Ultimately sharrows and Bikes May Use Full Lane signs on PCH both ways will be the answer. Local business owners will have to grow up and live with that. Meanwhile, it’s a political process: consider you’re Here and you want to get There. Keep pressing for There and you will get There.
Having served on Complete Streets for several years, first with Les Milkosy and Michael Hoag, more recently with Chris Prelitz and Billy Fried, I have seen many “sides” to arguments both for and against bicycle paths, and safe routes through Laguna Beach for bicyclists. I agree with Billy Fried that “good intentions addled with hostility” subvert the efforts of Complete Streets. The interests of residents and businesses in our community have been considered, and the city is moving forward, one small step at a time, to make the improvements we have sought. Change isn’t happening overnight, but we are moving forward.
The plans to make a safe trail from Top-of-the-World through Moulton Meadows to Arch Beach Heights was also criticized by Mr. Milkosy, but there are concerns he ignored when criticizing the plans for the trail.

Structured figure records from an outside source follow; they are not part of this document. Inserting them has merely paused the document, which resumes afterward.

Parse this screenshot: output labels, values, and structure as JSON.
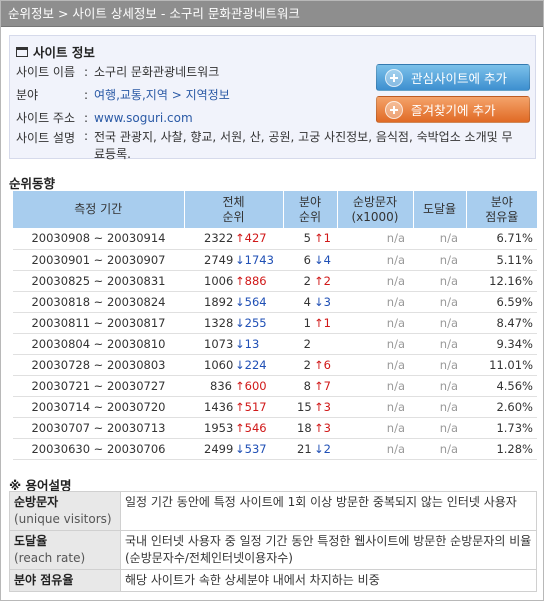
{
  "breadcrumb": "순위정보 > 사이트 상세정보 - 소구리 문화관광네트워크",
  "site_info": {
    "title": "사이트 정보",
    "name_label": "사이트 이름",
    "name": "소구리 문화관광네트워크",
    "category_label": "분야",
    "category_main": "여행,교통,지역",
    "category_arrow": ">",
    "category_sub": "지역정보",
    "url_label": "사이트 주소",
    "url": "www.soguri.com",
    "desc_label": "사이트 설명",
    "desc": "전국 관광지, 사찰, 향교, 서원, 산, 공원, 고궁 사진정보, 음식점, 숙박업소 소개및 무료등록.",
    "separator": ":",
    "btn_interest": "관심사이트에 추가",
    "btn_favorite": "즐겨찾기에 추가"
  },
  "ranking": {
    "title": "순위동향",
    "headers": {
      "period": "측정 기간",
      "total_1": "전체",
      "total_2": "순위",
      "field_1": "분야",
      "field_2": "순위",
      "visitors_1": "순방문자",
      "visitors_2": "(x1000)",
      "reach": "도달율",
      "share_1": "분야",
      "share_2": "점유율"
    },
    "rows": [
      {
        "period": "20030908 ~ 20030914",
        "total": "2322",
        "total_dir": "up",
        "total_arrow": "↑",
        "total_change": "427",
        "field": "5",
        "field_dir": "up",
        "field_arrow": "↑",
        "field_change": "1",
        "visitors": "n/a",
        "reach": "n/a",
        "share": "6.71%"
      },
      {
        "period": "20030901 ~ 20030907",
        "total": "2749",
        "total_dir": "down",
        "total_arrow": "↓",
        "total_change": "1743",
        "field": "6",
        "field_dir": "down",
        "field_arrow": "↓",
        "field_change": "4",
        "visitors": "n/a",
        "reach": "n/a",
        "share": "5.11%"
      },
      {
        "period": "20030825 ~ 20030831",
        "total": "1006",
        "total_dir": "up",
        "total_arrow": "↑",
        "total_change": "886",
        "field": "2",
        "field_dir": "up",
        "field_arrow": "↑",
        "field_change": "2",
        "visitors": "n/a",
        "reach": "n/a",
        "share": "12.16%"
      },
      {
        "period": "20030818 ~ 20030824",
        "total": "1892",
        "total_dir": "down",
        "total_arrow": "↓",
        "total_change": "564",
        "field": "4",
        "field_dir": "down",
        "field_arrow": "↓",
        "field_change": "3",
        "visitors": "n/a",
        "reach": "n/a",
        "share": "6.59%"
      },
      {
        "period": "20030811 ~ 20030817",
        "total": "1328",
        "total_dir": "down",
        "total_arrow": "↓",
        "total_change": "255",
        "field": "1",
        "field_dir": "up",
        "field_arrow": "↑",
        "field_change": "1",
        "visitors": "n/a",
        "reach": "n/a",
        "share": "8.47%"
      },
      {
        "period": "20030804 ~ 20030810",
        "total": "1073",
        "total_dir": "down",
        "total_arrow": "↓",
        "total_change": "13",
        "field": "2",
        "field_dir": "",
        "field_arrow": "",
        "field_change": "",
        "visitors": "n/a",
        "reach": "n/a",
        "share": "9.34%"
      },
      {
        "period": "20030728 ~ 20030803",
        "total": "1060",
        "total_dir": "down",
        "total_arrow": "↓",
        "total_change": "224",
        "field": "2",
        "field_dir": "up",
        "field_arrow": "↑",
        "field_change": "6",
        "visitors": "n/a",
        "reach": "n/a",
        "share": "11.01%"
      },
      {
        "period": "20030721 ~ 20030727",
        "total": "836",
        "total_dir": "up",
        "total_arrow": "↑",
        "total_change": "600",
        "field": "8",
        "field_dir": "up",
        "field_arrow": "↑",
        "field_change": "7",
        "visitors": "n/a",
        "reach": "n/a",
        "share": "4.56%"
      },
      {
        "period": "20030714 ~ 20030720",
        "total": "1436",
        "total_dir": "up",
        "total_arrow": "↑",
        "total_change": "517",
        "field": "15",
        "field_dir": "up",
        "field_arrow": "↑",
        "field_change": "3",
        "visitors": "n/a",
        "reach": "n/a",
        "share": "2.60%"
      },
      {
        "period": "20030707 ~ 20030713",
        "total": "1953",
        "total_dir": "up",
        "total_arrow": "↑",
        "total_change": "546",
        "field": "18",
        "field_dir": "up",
        "field_arrow": "↑",
        "field_change": "3",
        "visitors": "n/a",
        "reach": "n/a",
        "share": "1.73%"
      },
      {
        "period": "20030630 ~ 20030706",
        "total": "2499",
        "total_dir": "down",
        "total_arrow": "↓",
        "total_change": "537",
        "field": "21",
        "field_dir": "down",
        "field_arrow": "↓",
        "field_change": "2",
        "visitors": "n/a",
        "reach": "n/a",
        "share": "1.28%"
      }
    ]
  },
  "glossary": {
    "title": "※ 용어설명",
    "terms": [
      {
        "term": "순방문자",
        "sub": "(unique visitors)",
        "def": "일정 기간 동안에 특정 사이트에 1회 이상 방문한 중복되지 않는 인터넷 사용자"
      },
      {
        "term": "도달율",
        "sub": "(reach rate)",
        "def": "국내 인터넷 사용자 중 일정 기간 동안 특정한 웹사이트에 방문한 순방문자의 비율 (순방문자수/전체인터넷이용자수)"
      },
      {
        "term": "분야 점유율",
        "sub": "",
        "def": "해당 사이트가 속한 상세분야 내에서 차지하는 비중"
      }
    ]
  },
  "colors": {
    "up": "#d01818",
    "down": "#1f4fb5",
    "header_bg": "#a8cdee",
    "titlebar": "#8e8e8e"
  }
}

The new trail crosses private property, and the owners of that property must give written consent before construction and final plans can begin. The concerns of the Summet du Monde people have been addressed (which I find rather ironic since the property involved is not theirs anyway, and they don’t need the trail because they have their own private road.)
“You catch more flies with honey than buttermilk”, so let’s encourage rather than criticize the efforts of Complete Streets and the City of Laguna Beach to make our streets safe for bicyclists, walkers, and hikers.